The ceremonial disembowelment, which is usually part of a more elaborate ritual and performed in front of spectators, consists of plunging a short blade, traditionally a tantō, into the belly and drawing the blade from left to right, slicing the belly open. 
If the cut is deep enough, it can sever the descending aorta, causing a rapid death by blood loss. The proper method for committing the act developed over several centuries was to plunge a short sword into the left side of the abdomen, draw the blade laterally across to the right, and then turn it upward. 
It was considered an exemplary form to stab again below the sternum and press downward across the first cut and then to pierce one’s throat. 
Being an extremely painful and slow means of suicide, it was favored under Bushidō (warrior code) as an effective way to demonstrate the courage, self-control, and strong resolve of the samurai and to prove the sincerity of purpose. 
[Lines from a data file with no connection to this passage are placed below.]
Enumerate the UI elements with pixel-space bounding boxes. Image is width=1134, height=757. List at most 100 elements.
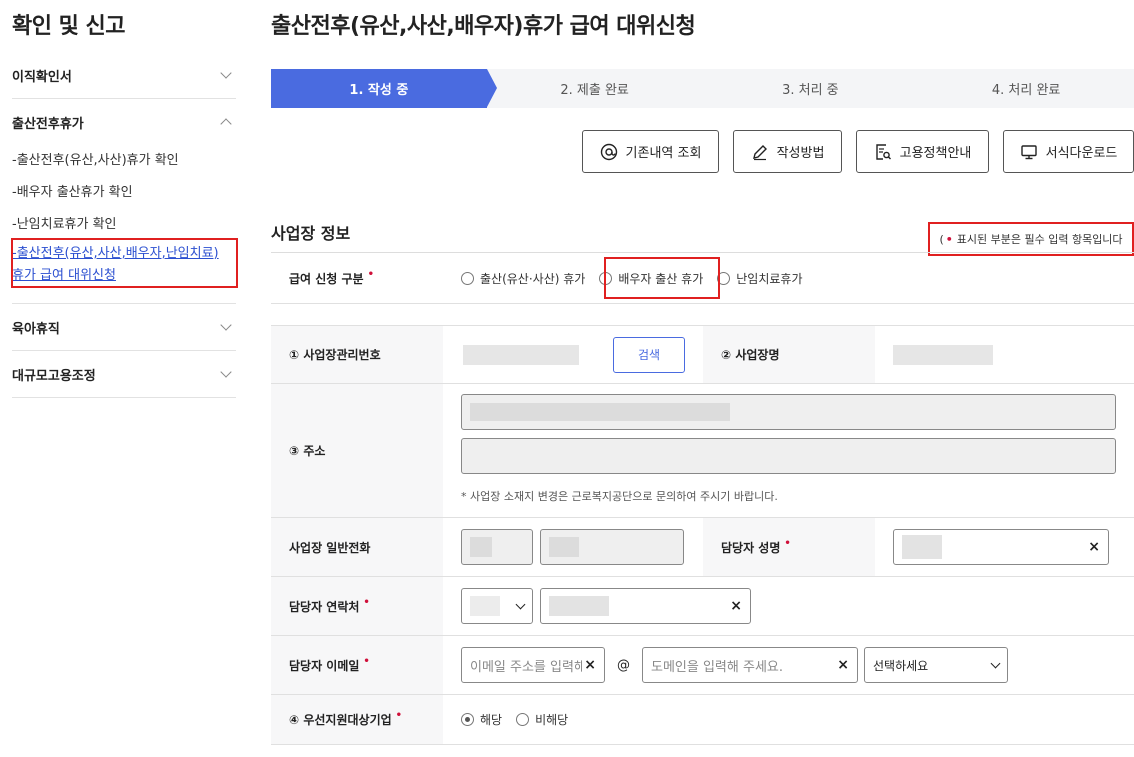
- at-circle-icon: [600, 143, 617, 160]
- radio-priority-yes[interactable]: 해당: [461, 711, 502, 728]
- radio-infertility[interactable]: 난임치료휴가: [717, 270, 803, 287]
- clear-icon[interactable]: ×: [837, 657, 849, 673]
- highlight-box-spouse-radio: [604, 257, 720, 299]
- phone-number-input[interactable]: [540, 529, 684, 565]
- email-id-input[interactable]: 이메일 주소를 입력해 ×: [461, 647, 605, 683]
- side-menu: 이직확인서 출산전후휴가 -출산전후(유산,사산)휴가 확인 -배우자 출산휴가…: [12, 52, 236, 398]
- contact-number-input[interactable]: ×: [540, 588, 751, 624]
- step-label: 2. 제출 완료: [560, 83, 629, 98]
- form-table: 급여 신청 구분 • 출산(유산·사산) 휴가 배우자 출산 휴가 난임치료휴가 …: [271, 252, 1134, 745]
- label-priority: ④ 우선지원대상기업 •: [271, 695, 443, 744]
- label-text: 급여 신청 구분: [289, 271, 364, 286]
- page-title: 출산전후(유산,사산,배우자)휴가 급여 대위신청: [271, 14, 696, 39]
- chevron-down-icon: [220, 319, 232, 331]
- policy-button[interactable]: 고용정책안내: [856, 130, 989, 173]
- required-dot-icon: •: [395, 710, 403, 721]
- required-dot-icon: •: [367, 268, 375, 280]
- chevron-up-icon: [220, 118, 232, 130]
- menu-group-childcare: 육아휴직: [12, 304, 236, 351]
- menu-group-layoff: 대규모고용조정: [12, 351, 236, 398]
- required-note-open: (: [939, 232, 944, 246]
- step-2: 2. 제출 완료: [486, 69, 713, 108]
- search-button[interactable]: 검색: [613, 336, 685, 373]
- sidebar-title: 확인 및 신고: [12, 14, 126, 39]
- radio-maternity[interactable]: 출산(유산·사산) 휴가: [461, 270, 585, 287]
- clear-icon[interactable]: ×: [730, 598, 742, 614]
- address-input-2[interactable]: [461, 438, 1116, 474]
- email-placeholder: 이메일 주소를 입력해: [470, 659, 582, 675]
- at-sign: @: [617, 657, 630, 673]
- chevron-down-icon: [990, 658, 1001, 668]
- menu-head-layoff[interactable]: 대규모고용조정: [12, 351, 236, 397]
- label-text: 담당자 성명: [721, 540, 781, 555]
- cell-priority: 해당 비해당: [443, 695, 1134, 744]
- contact-prefix-value: [470, 596, 500, 616]
- sub-item-infertility-confirm[interactable]: -난임치료휴가 확인: [12, 209, 236, 241]
- chevron-down-icon: [515, 599, 526, 609]
- step-arrow: [918, 69, 929, 107]
- tool-buttons: 기존내역 조회 작성방법 고용정책안내 서식다운로드: [582, 130, 1134, 173]
- clear-icon[interactable]: ×: [1088, 539, 1100, 555]
- domain-select-value: 선택하세요: [873, 658, 929, 673]
- contact-number-value: [549, 596, 609, 616]
- row-business-number: ① 사업장관리번호 검색 ② 사업장명: [271, 326, 1134, 384]
- label-manager-contact: 담당자 연락처 •: [271, 577, 443, 635]
- step-1: 1. 작성 중: [271, 69, 497, 108]
- address-input-1[interactable]: [461, 394, 1116, 430]
- address-value: [470, 403, 730, 421]
- radio-circle: [461, 271, 474, 285]
- section-title: 사업장 정보: [271, 224, 351, 243]
- radio-circle: [461, 713, 474, 726]
- menu-head-childcare[interactable]: 육아휴직: [12, 304, 236, 350]
- manager-name-input[interactable]: ×: [893, 529, 1109, 565]
- radio-label: 비해당: [535, 713, 569, 727]
- required-dot-icon: •: [784, 537, 791, 549]
- required-note-text: 표시된 부분은 필수 입력 항목입니다: [956, 233, 1123, 246]
- radio-label: 난임치료휴가: [736, 271, 803, 286]
- label-text: 담당자 이메일: [289, 658, 360, 673]
- label-phone: 사업장 일반전화: [271, 518, 443, 576]
- required-dot-icon: •: [945, 232, 953, 246]
- cell-manager-contact: ×: [443, 577, 1134, 635]
- radio-priority-no[interactable]: 비해당: [516, 711, 568, 728]
- row-address: ③ 주소 * 사업장 소재지 변경은 근로복지공단으로 문의하여 주시기 바랍니…: [271, 384, 1134, 518]
- label-benefit-type: 급여 신청 구분 •: [271, 253, 443, 303]
- download-button[interactable]: 서식다운로드: [1003, 130, 1134, 173]
- row-phone: 사업장 일반전화 담당자 성명 • ×: [271, 518, 1134, 577]
- phone-area-value: [470, 537, 492, 557]
- menu-head-resignation[interactable]: 이직확인서: [12, 52, 236, 98]
- phone-number-value: [549, 537, 579, 557]
- download-button-label: 서식다운로드: [1045, 146, 1118, 161]
- clear-icon[interactable]: ×: [584, 657, 596, 673]
- domain-select[interactable]: 선택하세요: [864, 647, 1008, 683]
- step-arrow: [702, 69, 713, 107]
- contact-prefix-select[interactable]: [461, 588, 533, 624]
- label-business-number: ① 사업장관리번호: [271, 326, 443, 383]
- label-manager-email: 담당자 이메일 •: [271, 636, 443, 694]
- highlight-box-active-menu: [11, 238, 238, 288]
- label-manager-name: 담당자 성명 •: [703, 518, 875, 576]
- cell-benefit-type: 출산(유산·사산) 휴가 배우자 출산 휴가 난임치료휴가: [443, 253, 1134, 303]
- howto-button[interactable]: 작성방법: [733, 130, 842, 173]
- howto-button-label: 작성방법: [776, 146, 825, 161]
- phone-area-input[interactable]: [461, 529, 533, 565]
- email-domain-input[interactable]: 도메인을 입력해 주세요. ×: [642, 647, 858, 683]
- monitor-icon: [1020, 144, 1037, 159]
- sub-item-spouse-confirm[interactable]: -배우자 출산휴가 확인: [12, 177, 236, 209]
- history-button-label: 기존내역 조회: [625, 146, 702, 161]
- step-3: 3. 처리 중: [702, 69, 929, 108]
- sub-item-maternity-confirm[interactable]: -출산전후(유산,사산)휴가 확인: [12, 145, 236, 177]
- cell-manager-email: 이메일 주소를 입력해 × @ 도메인을 입력해 주세요. × 선택하세요: [443, 636, 1134, 694]
- menu-head-label: 대규모고용조정: [12, 368, 96, 384]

Women of the samurai class also committed ritual suicide, called jigai, but, instead of slicing the abdomen, they slashed their throats with a short sword or dagger. There were two forms of seppuku: voluntary and obligatory. 
Voluntary seppuku evolved during the wars of the 12th century as a method of suicide used frequently by warriors who, defeated in battle, chose to avoid the dishonor of falling into the hands of the enemy. 
Occasionally, a samurai performed seppuku to demonstrate loyalty to his lord by following him in death, to protest against some policy of a superior or of the government, or to atone for failure in his duties.